I recently learned about an interesting style of coffee called Turkish coffee. I was curious to know what type of coffee beans are necessary, so I did a bit of research.
So, is Turkish coffee arabica or robusta? Turkish coffee is made using 100% dark roast arabica beans because they have a robust flavor and less bitterness. This is important because the Turkish brewing method pulls out bitter flavors from the grounds. The beans are commonly sourced from Brazil.
Read on to learn why arabica beans are important for Turkish coffee, which beans are the best to use, and how to prepare beans for this brewing method.
Why arabica beans are better for Turkish coffee than robusta beans
Arabica beans are better for Turkish coffee because they generally have a less harsh and bitter taste than robusta beans. The reason this is important has to do with the way Turkish coffee is prepared.
Turkish coffee is made by mixing finely ground beans, sugar and water in an Ibrik and brewing on a stove. After the brew is complete, the coffee and grounds are slowly poured into a small Turkish cup or mug to enjoy.
This means the coffee grounds remain in contact with the water for a much longer period of time than most other styles of coffee, where the liquid is strained off of the grounds before drinking.
Arabica beans have a less bitter taste
This increased contact time causes the grounds to over-extract organic compounds into the coffee, adding a bitter taste. The sugar counterbalances some of this bitterness, but it’s common for Turkish coffee to be on the more bitter end of the scale.
This is one reason why the less-bitter tasting arabica beans are more suitable for Turkish coffee than robusta beans.
Robusta beans were not discovered when traditional Turkish coffee originated
History shows that Turkish coffee was introduced to Turkey by the Turkish Governor of Yemen in the 1500s. We also know that robusta beans were most likely discovered in the 1800s, some 300 years later.
Therefore, we can safely assume that traditional Turkish coffee was prepared using arabica beans at the time. This certainly doesn’t mean that robusta beans cannot be used to make Turkish coffee.
In fact, many people enjoy the stronger and hasher flavors that robusta beans add to a Turkish brew. Don’t be afraid to experiment with different beans to find your preference.
The best arabica beans for Turkish coffee
People who have traveled to Istanbul have suggested that Brazil Santos beans were by far the most commonly used for Turkish coffee. I have read other sources that have also confirmed that Brazil and Central America are the most commonly sourced regions.
Coffee from the Brazilian Santos region is characterized by its smooth, creamy and nuanced flavors. Some people pick up subtle notes of cinnamon as well.
What about ground Turkish coffee?
Some retailers now sell ground Turkish beans specifically for this style of coffee.

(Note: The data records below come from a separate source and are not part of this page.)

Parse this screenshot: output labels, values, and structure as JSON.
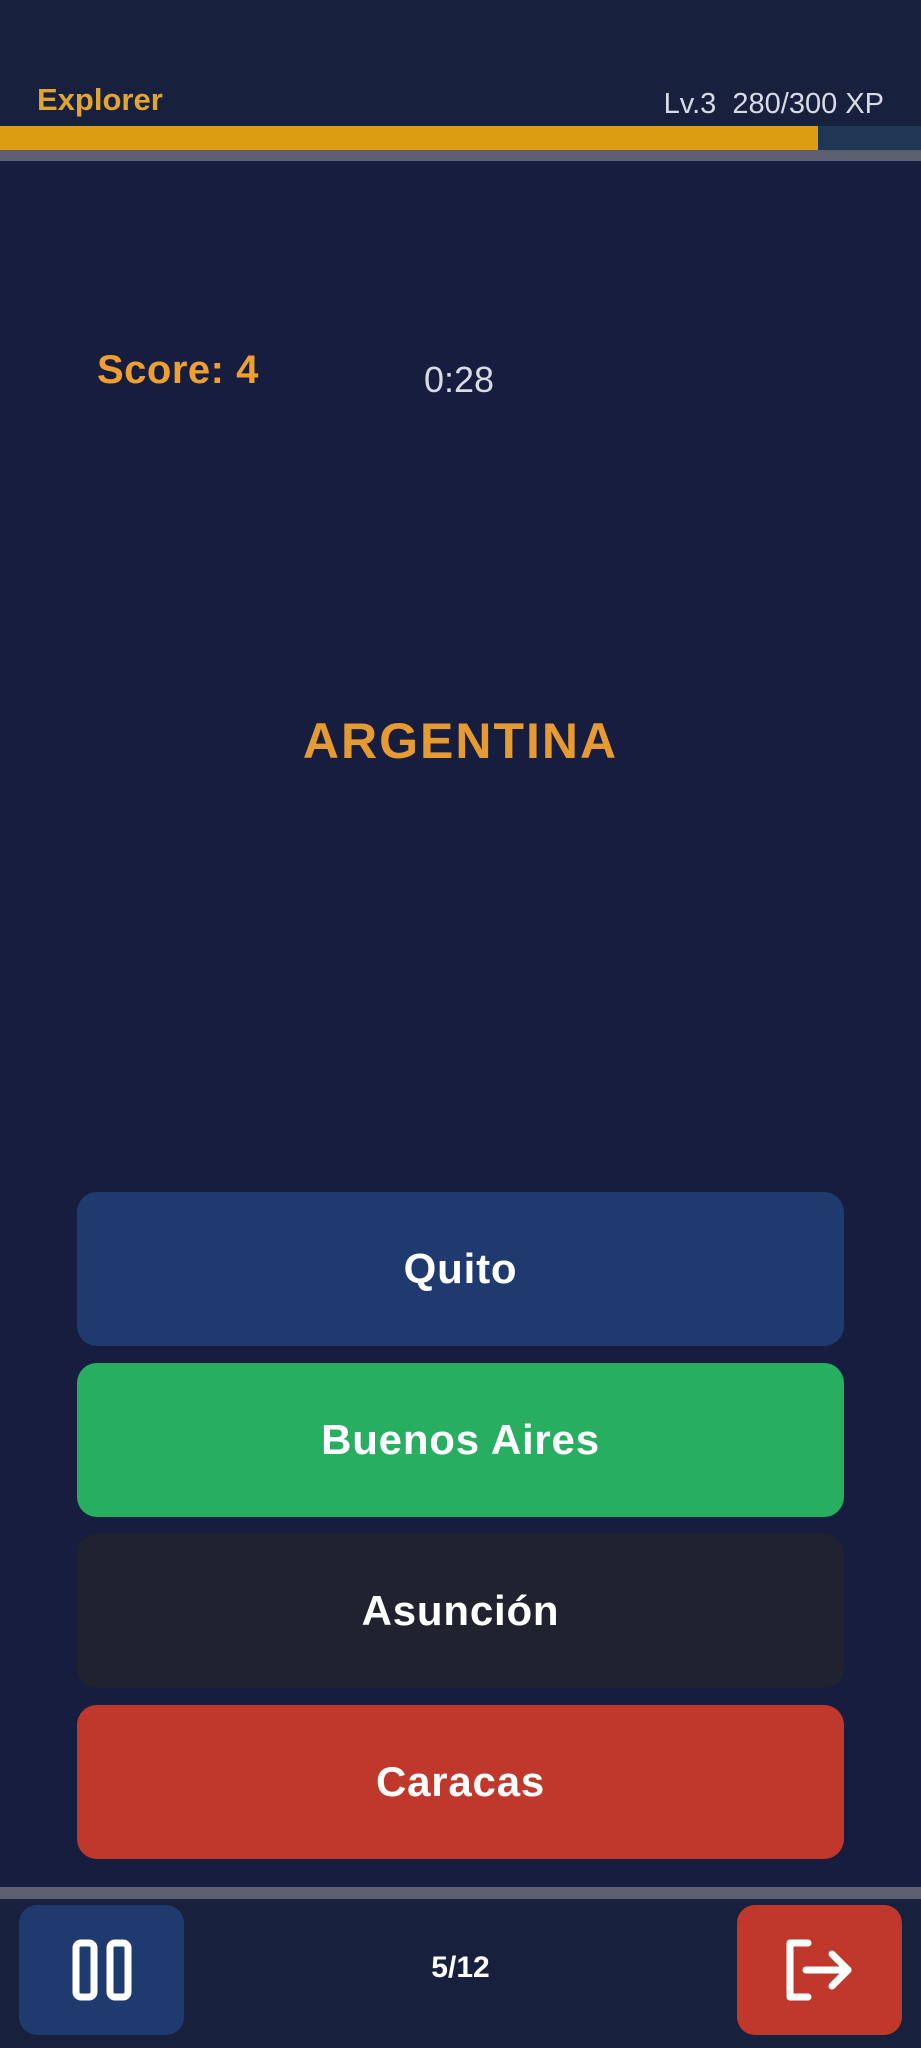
{
  "header": {
    "rank_title": "Explorer",
    "level_xp": "Lv.3  280/300 XP",
    "xp_current": 280,
    "xp_max": 300
  },
  "game": {
    "score_label": "Score: 4",
    "timer": "0:28",
    "country": "ARGENTINA"
  },
  "answers": [
    {
      "label": "Quito",
      "color": "#1e3a6e"
    },
    {
      "label": "Buenos Aires",
      "color": "#27ae60"
    },
    {
      "label": "Asunción",
      "color": "#21222f"
    },
    {
      "label": "Caracas",
      "color": "#c0382b"
    }
  ],
  "footer": {
    "progress": "5/12",
    "pause_icon": "pause-icon",
    "exit_icon": "exit-icon"
  },
  "colors": {
    "background": "#161d3f",
    "accent": "#e3a531",
    "xp_fill": "#db9d12"
  }
}
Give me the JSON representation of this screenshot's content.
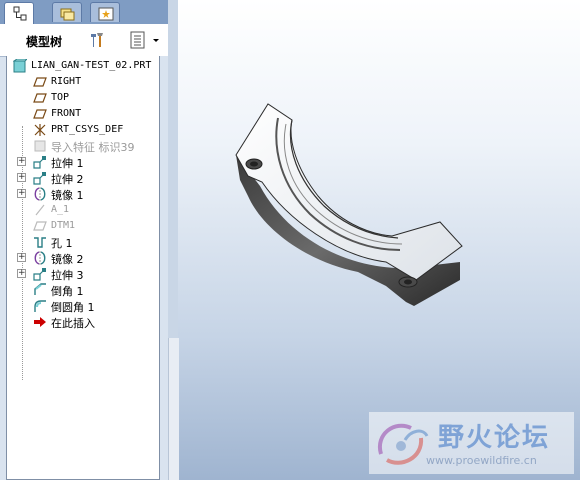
{
  "panel": {
    "title": "模型树",
    "tabs": [
      {
        "icon": "model-tree-icon",
        "active": true
      },
      {
        "icon": "folder-browser-icon",
        "active": false
      },
      {
        "icon": "favorites-icon",
        "active": false
      }
    ]
  },
  "tree": {
    "root": "LIAN_GAN-TEST_02.PRT",
    "items": [
      {
        "label": "RIGHT",
        "icon": "datum-plane-icon",
        "expandable": false,
        "grey": false
      },
      {
        "label": "TOP",
        "icon": "datum-plane-icon",
        "expandable": false,
        "grey": false
      },
      {
        "label": "FRONT",
        "icon": "datum-plane-icon",
        "expandable": false,
        "grey": false
      },
      {
        "label": "PRT_CSYS_DEF",
        "icon": "coordinate-system-icon",
        "expandable": false,
        "grey": false
      },
      {
        "label": "导入特征 标识39",
        "icon": "import-feature-icon",
        "expandable": false,
        "grey": true
      },
      {
        "label": "拉伸 1",
        "icon": "extrude-icon",
        "expandable": true,
        "grey": false
      },
      {
        "label": "拉伸 2",
        "icon": "extrude-icon",
        "expandable": true,
        "grey": false
      },
      {
        "label": "镜像 1",
        "icon": "mirror-icon",
        "expandable": true,
        "grey": false
      },
      {
        "label": "A_1",
        "icon": "datum-axis-icon",
        "expandable": false,
        "grey": true
      },
      {
        "label": "DTM1",
        "icon": "datum-plane-icon",
        "expandable": false,
        "grey": true
      },
      {
        "label": "孔 1",
        "icon": "hole-icon",
        "expandable": false,
        "grey": false
      },
      {
        "label": "镜像 2",
        "icon": "mirror-icon",
        "expandable": true,
        "grey": false
      },
      {
        "label": "拉伸 3",
        "icon": "extrude-icon",
        "expandable": true,
        "grey": false
      },
      {
        "label": "倒角 1",
        "icon": "chamfer-icon",
        "expandable": false,
        "grey": false
      },
      {
        "label": "倒圆角 1",
        "icon": "round-icon",
        "expandable": false,
        "grey": false
      },
      {
        "label": "在此插入",
        "icon": "insert-here-arrow-icon",
        "expandable": false,
        "grey": false
      }
    ]
  },
  "watermark": {
    "title": "野火论坛",
    "url": "www.proewildfire.cn"
  },
  "colors": {
    "tab_bar": "#7f9cc3",
    "panel_bg": "#d9e3ef",
    "insert_arrow": "#cc0000",
    "part_body": "#f2f4f6"
  }
}
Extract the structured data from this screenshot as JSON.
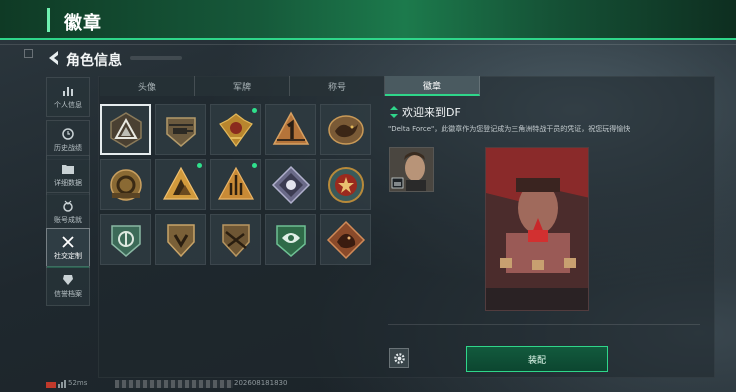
{
  "topbar": {
    "title": "徽章"
  },
  "header": {
    "title": "角色信息"
  },
  "nav": [
    {
      "label": "个人信息",
      "icon": "bar-chart-icon",
      "active": false
    },
    {
      "label": "历史战绩",
      "icon": "record-clock-icon",
      "active": false
    },
    {
      "label": "详细数据",
      "icon": "folder-icon",
      "active": false
    },
    {
      "label": "账号成就",
      "icon": "medal-icon",
      "active": false
    },
    {
      "label": "社交定制",
      "icon": "crossed-tools-icon",
      "active": true
    },
    {
      "label": "信誉档案",
      "icon": "shield-check-icon",
      "active": false
    }
  ],
  "tabs": [
    {
      "label": "头像",
      "active": false
    },
    {
      "label": "军牌",
      "active": false
    },
    {
      "label": "称号",
      "active": false
    },
    {
      "label": "徽章",
      "active": true
    }
  ],
  "badges": [
    {
      "name": "delta-force-welcome-badge",
      "selected": true,
      "new": false
    },
    {
      "name": "helicopter-badge",
      "selected": false,
      "new": false
    },
    {
      "name": "eagle-crown-badge",
      "selected": false,
      "new": true
    },
    {
      "name": "number-one-badge",
      "selected": false,
      "new": false
    },
    {
      "name": "dragon-oval-badge",
      "selected": false,
      "new": false
    },
    {
      "name": "gear-crest-badge",
      "selected": false,
      "new": false
    },
    {
      "name": "mountain-gold-badge",
      "selected": false,
      "new": true
    },
    {
      "name": "rocket-triangle-badge",
      "selected": false,
      "new": true
    },
    {
      "name": "rose-diamond-badge",
      "selected": false,
      "new": false
    },
    {
      "name": "star-circle-badge",
      "selected": false,
      "new": false
    },
    {
      "name": "green-emblem-badge",
      "selected": false,
      "new": false
    },
    {
      "name": "scout-shield-badge",
      "selected": false,
      "new": false
    },
    {
      "name": "rifle-shield-badge",
      "selected": false,
      "new": false
    },
    {
      "name": "green-hex-badge",
      "selected": false,
      "new": false
    },
    {
      "name": "dragon-diamond-badge",
      "selected": false,
      "new": false
    }
  ],
  "detail": {
    "title": "欢迎来到DF",
    "description": "\"Delta Force\"，此徽章作为您登记成为三角洲特战干员的凭证，祝您玩得愉快",
    "equip_label": "装配"
  },
  "footer": {
    "ping": "52ms",
    "uid": "202608181830"
  },
  "colors": {
    "accent": "#2fd68a",
    "topbar": "#16593a"
  }
}
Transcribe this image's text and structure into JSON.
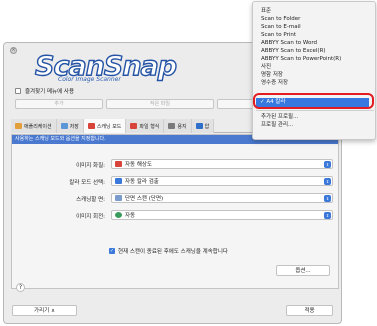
{
  "logo": {
    "title": "ScanSnap",
    "subtitle": "Color Image Scanner"
  },
  "favorites_label": "즐겨찾기 메뉴에 사용",
  "top_buttons": [
    "추가",
    "작은 파일",
    "고화질"
  ],
  "tabs": [
    {
      "label": "애플리케이션",
      "icon": "app-icon",
      "color": "#e2a03b"
    },
    {
      "label": "저장",
      "icon": "folder-icon",
      "color": "#5a97d8"
    },
    {
      "label": "스캐닝 모드",
      "icon": "scan-mode-icon",
      "color": "#d9443a"
    },
    {
      "label": "파일 형식",
      "icon": "file-format-icon",
      "color": "#d9443a"
    },
    {
      "label": "용지",
      "icon": "paper-icon",
      "color": "#7a7a7a"
    },
    {
      "label": "압",
      "icon": "compress-icon",
      "color": "#2f6ec9"
    }
  ],
  "info_bar": "사용하는 스캐닝 모드와 옵션을 지정합니다.",
  "settings": [
    {
      "label": "이미지 화질:",
      "value": "자동 해상도",
      "icon_color": "#d9443a"
    },
    {
      "label": "칼라 모드 선택:",
      "value": "자동 칼라 검출",
      "icon_color": "#3a78d9"
    },
    {
      "label": "스캐닝할 면:",
      "value": "단면 스캔 (단면)",
      "icon_color": "#7a9ccc"
    },
    {
      "label": "이미지 회전:",
      "value": "자동",
      "icon_color": "#3a9b5c"
    }
  ],
  "continue_scan_label": "현재 스캔이 종료된 후에도 스캐닝을 계속합니다",
  "options_button": "옵션...",
  "help_button": "?",
  "hide_button": "가리기 ∧",
  "apply_button": "적용",
  "context_menu": {
    "items": [
      "표준",
      "Scan to Folder",
      "Scan to E-mail",
      "Scan to Print",
      "ABBYY Scan to Word",
      "ABBYY Scan to Excel(R)",
      "ABBYY Scan to PowerPoint(R)",
      "사진",
      "명함 저장",
      "영수증 저장"
    ],
    "selected": "✓ A4 칼라",
    "footer_items": [
      "추가된 프로필...",
      "프로필 관리..."
    ]
  },
  "colors": {
    "accent": "#3a78d9",
    "highlight_ring": "#e31b23",
    "info_bar": "#4a79cf"
  }
}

Although I haven’t tried these myself yet, I have heard mixed reviews from other Turkish coffee enthusiasts.
Some say that these grounds do not closely resemble traditional Turkish coffee. Many others would recommend staying away from pre-ground coffee altogether because much of the bean quality is lost when beans are exposed to oxygen for too long.
The other thing to remember is that Turkish coffee is a brewing method, so the specific beans you choose are less important than how you prepare it.
How to grind arabica beans for Turkish coffee
Turkish coffee beans are famously known for being finely ground. In fact, they should be ground more finely than pretty much any other coffee beverage you would make, including espresso.
It will be difficult, if not impossible, to find pre-ground beans that are suitable for Turkish style coffee. Unless you order Turkish coffee specific beans online or from a specialty coffee shop.
How to grind Turkish beans yourself
Turkish beans will be difficult to grind unless you have a high-quality burr grinder or grinder intended for espresso beans. The reason for this is because of the ultra-fine and uniform grind necessary for brewing in an Ibrik.
If you do have a coffee grinder, try grinding on your finest setting and see how your Turkish coffee turns out. If you find that your coffee tastes a little sour or watery, or you are unable to produce the characteristic Turkish foam, consider taking your beans to your local barista and have them grind them for you.
Turkish coffee is just a brewing method
Turkish coffee is ultimately just a method for preparing coffee and doesn’t call for a particular recipe. You should experiment with different roasts and bean types until you discover a Turkish coffee recipe that appeals most to you.